12 junio 2006

Capital político y movilización estudiantil

Rodrigo Bordachar Urrutia
Abogado
Ideas Públicas

Las últimas tres semanas han estado marcadas por la movilización estudiantil, que partió violentamente demandando gratuidad en la PSU y en el pase escolar, para terminar en la discusión de temas de fondo, como la calidad de la educación (principalmente de la pública), la Ley Orgánica Constitucional de Enseñanza y el proceso de municipalización iniciado en los años 80.
Podemos decir que en sólo dos semanas el movimiento estudiantil alcanzó un capital político y social que cualquier gobierno quisiera tener, tanto así que fijaron la agenda y llenaron la pauta noticiosa. Para la comunidad nacional sus demandas no sólo eran justificadas, sino necesarias… hasta que pasó lo inevitable.
La Presidenta Bachelet toma la ofensiva, anunciando una batería de medidas que, a juicio del gobierno, tendían a solucionar los problemas que preocupan a los estudiantes. Esto, luego de una ardua semana de negociación del ministro de Educación con los dirigentes estudiantiles reunidos en la ACES.
Si éstos últimos hubieran ponderado el valor del capital político que acumularon en la semana previa del anuncio de la Presidenta Bachelet sin duda que habrían optado por deponer las tomas y paros, evitando el paro nacional y anunciando una actitud vigilante al cumplimiento de los objetivos propuestos por el gobierno.
Hasta entonces, sus dirigentes más emblemáticos, que a pesar de haber reconocido varios de ellos militancias o afinidades a partidos políticos, habían mantenido distancia a los vaivenes de la política contingente, manteniéndose autónomos en sus demandas. Pero finalmente fueron radicalizados, con intervenciones cada vez menos sutiles, de sectores diversos al estudiantado y que incluyeron proclamas de movimientos que creíamos ya desaparecidos, como el Frente Manuel Rodríguez… Sólo faltó Patria y Libertad.
De ser los héroes, los estudiantes pasaron en pocos días a ser un grupo que demandaba lo imposible y que, como tituló un matutino, “no se llenan con nada”. La opinión pública ya no consideraba justas sus demandas, que prácticamente fueron satisfechas con los anuncios presidenciales, sino que, por el contrario, los estudiantes aparecían con nuevas reivindicaciones, cada vez más descabelladas.
Algunos de los dirigentes del movimiento, sabiendo el capital político que habían cosechado, optaron por marginarse, previendo el camino que estaban tomando sus pares.
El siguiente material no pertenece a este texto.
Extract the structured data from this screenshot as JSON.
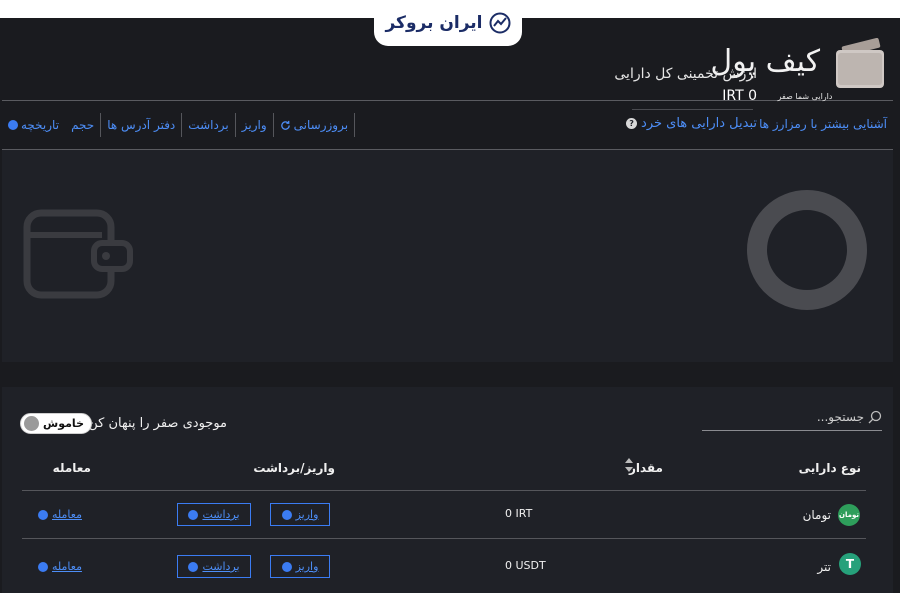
{
  "brand": {
    "logo_text": "ایران بروکر"
  },
  "header": {
    "title": "کیف پول"
  },
  "toolbar": {
    "learn_more": "آشنایی بیشتر با رمزارز ها",
    "items": [
      {
        "label": "بروزرسانی",
        "icon": "refresh-icon"
      },
      {
        "label": "واریز"
      },
      {
        "label": "برداشت"
      },
      {
        "label": "دفتر آدرس ها"
      },
      {
        "label": "حجم"
      },
      {
        "label": "تاریخچه",
        "icon": "clock-icon"
      }
    ]
  },
  "summary": {
    "donut_label": "دارایی شما صفر",
    "estimate_label": "ارزش تخمینی کل دارایی",
    "estimate_value": "IRT 0",
    "convert_link": "تبدیل دارایی های خرد"
  },
  "assets": {
    "search_placeholder": "جستجو...",
    "hide_zero_label": "موجودی صفر را پنهان کن",
    "toggle_state": "خاموش",
    "columns": {
      "type": "نوع دارایی",
      "amount": "مقدار",
      "deposit_withdraw": "واریز/برداشت",
      "trade": "معامله"
    },
    "rows": [
      {
        "name": "تومان",
        "coin_badge": "تومان",
        "amount": "0 IRT",
        "deposit": "واریز",
        "withdraw": "برداشت",
        "trade": "معامله",
        "coin_color": "#2e9e5b"
      },
      {
        "name": "تتر",
        "coin_badge": "T",
        "amount": "0 USDT",
        "deposit": "واریز",
        "withdraw": "برداشت",
        "trade": "معامله",
        "coin_color": "#26a17b"
      }
    ]
  },
  "colors": {
    "accent": "#3b7cf3",
    "link": "#4d8ef7",
    "background": "#1a1b1f",
    "panel": "#1f2127"
  }
}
Otros, también moderados, prefirieron mantenerse dentro, aunque arriesgando lo que ganaron, por evitar el monopolio de los totalitarismos que comenzaban a inundar y contaminar lo que consideraban exigencias justas.
A nuestro juicio, la prolongación innecesaria del conflicto —que prácticamente terminó en monólogo— sólo hizo que perdiera fuerza el tema de fondo de las reivindicaciones escolares: la calidad de la educación, especialmente la pública, calidad que no termina en el colegio, sino que también resulta paupérrima a nivel superior, donde universidades públicas ni siquiera consiguen acreditarse en un sistema en que es el propio Estado quien califica. Igualmente, redundó en una pérdida total del capital político alcanzado por los estudiantes, quitándoles el peso relativo que pudieron tener en una mesa de trabajo como la que terminó creando el Gobierno.
Podemos decir, en definitiva, que de gremialistas los estudiantes pasaron a ser meras cajas de resonancia de otros sectores sociales y políticos ajenos a sus propios intereses.